Through their imprisonment, "amongst all this death, and horror, and torture, and murder," Wise said, it never occurred to her or her sister that their parents would not be waiting for them at home when liberation came, or that life would not be the same when they returned.

"That's how people survived, by believing that they will find their families when it's all over," she told Yad Vashem. "And that kept you going. Hope keeps you going."

Wise's younger sister Yehudit died in Auschwitz. Her other siblings and her parents survived the Holocaust. Their mother, Wise recalled, was "flabbergasted" when she and Eva appeared at their home in June 1945 after hitchhiking their way back to Bratislava.
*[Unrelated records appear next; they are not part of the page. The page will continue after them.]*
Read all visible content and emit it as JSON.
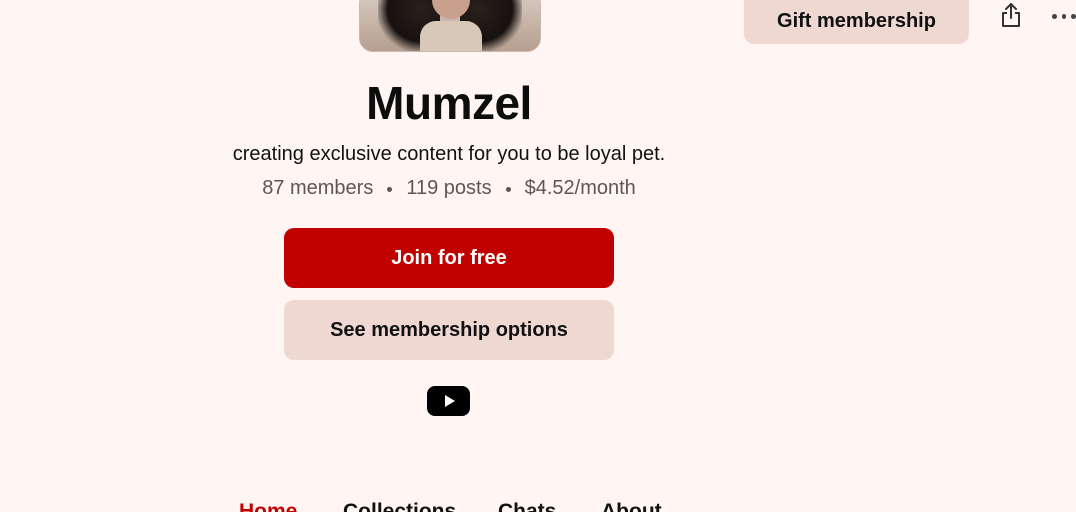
{
  "creator": {
    "name": "Mumzel",
    "tagline": "creating exclusive content for you to be loyal pet.",
    "stats": {
      "members": "87 members",
      "posts": "119 posts",
      "price": "$4.52/month"
    }
  },
  "header": {
    "gift_label": "Gift membership"
  },
  "actions": {
    "join_label": "Join for free",
    "options_label": "See membership options"
  },
  "social": {
    "links": [
      "youtube-icon"
    ]
  },
  "tabs": [
    {
      "label": "Home",
      "active": true
    },
    {
      "label": "Collections",
      "active": false
    },
    {
      "label": "Chats",
      "active": false
    },
    {
      "label": "About",
      "active": false
    }
  ],
  "colors": {
    "background": "#fff6f4",
    "accent": "#c10000",
    "secondary_button": "#f0d8d2"
  }
}
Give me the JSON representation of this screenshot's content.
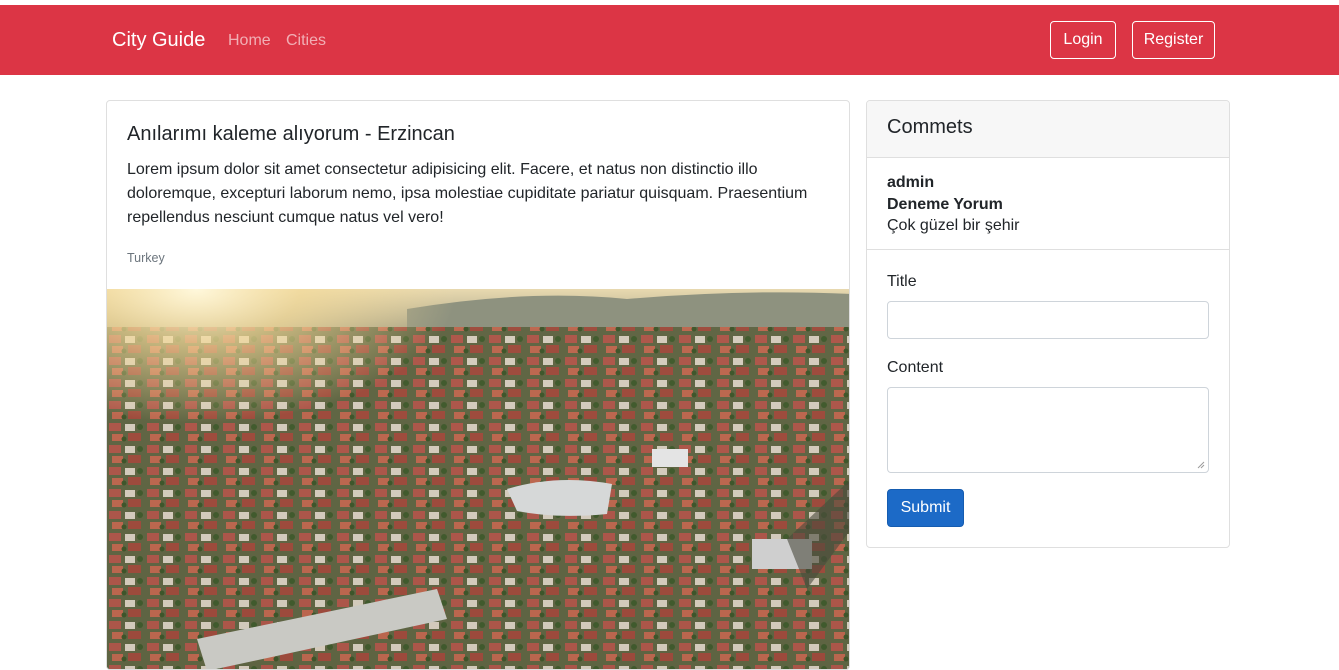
{
  "navbar": {
    "brand": "City Guide",
    "links": [
      "Home",
      "Cities"
    ],
    "login_label": "Login",
    "register_label": "Register",
    "color": "#dc3545"
  },
  "post": {
    "title": "Anılarımı kaleme alıyorum - Erzincan",
    "body": "Lorem ipsum dolor sit amet consectetur adipisicing elit. Facere, et natus non distinctio illo doloremque, excepturi laborum nemo, ipsa molestiae cupiditate pariatur quisquam. Praesentium repellendus nesciunt cumque natus vel vero!",
    "country": "Turkey",
    "image": "aerial-city-photo"
  },
  "comments_panel": {
    "header": "Commets",
    "comments": [
      {
        "user": "admin",
        "title": "Deneme Yorum",
        "content": "Çok güzel bir şehir"
      }
    ],
    "form": {
      "title_label": "Title",
      "title_value": "",
      "content_label": "Content",
      "content_value": "",
      "submit_label": "Submit",
      "submit_color": "#1c6ac7"
    }
  }
}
"I don't think she recognized us, really," Wise said. "It's beyond words to describe what you felt like when you got back." But the joy of their reunion was tempered by yet another separation: Marta and Eva were both sick with tuberculosis, a highly infectious disease that was rampant in the camps, and they could not remain at home until they had recovered.

As the sisters grew up, Wise said, they told their parents nothing of their experience at Auschwitz. "We didn't have the heart to tell them such a thing," she said.

In 1948, the family immigrated to Australia, where Marta studied history at the University of Melbourne. In 1957, she married Harold Wise. They lived in Australia before settling in Israel in the late 1990s.

Wise's survivors include her husband; their three daughters, Michelle Shir, Judy Joss and Miriam Bruce; and many grandchildren and great-grandchildren. Wise's sister Eva Slonim, the author of the memoir "Gazing at the Stars: Memories of a Child Survivor," is 91 and lives in Melbourne.

“I don’t know how we survived, how any single person survived in that climate,” Wise told the Associated Press. “That is a miracle to me. . . . And why I survived and others didn’t I don’t know. I am not God.”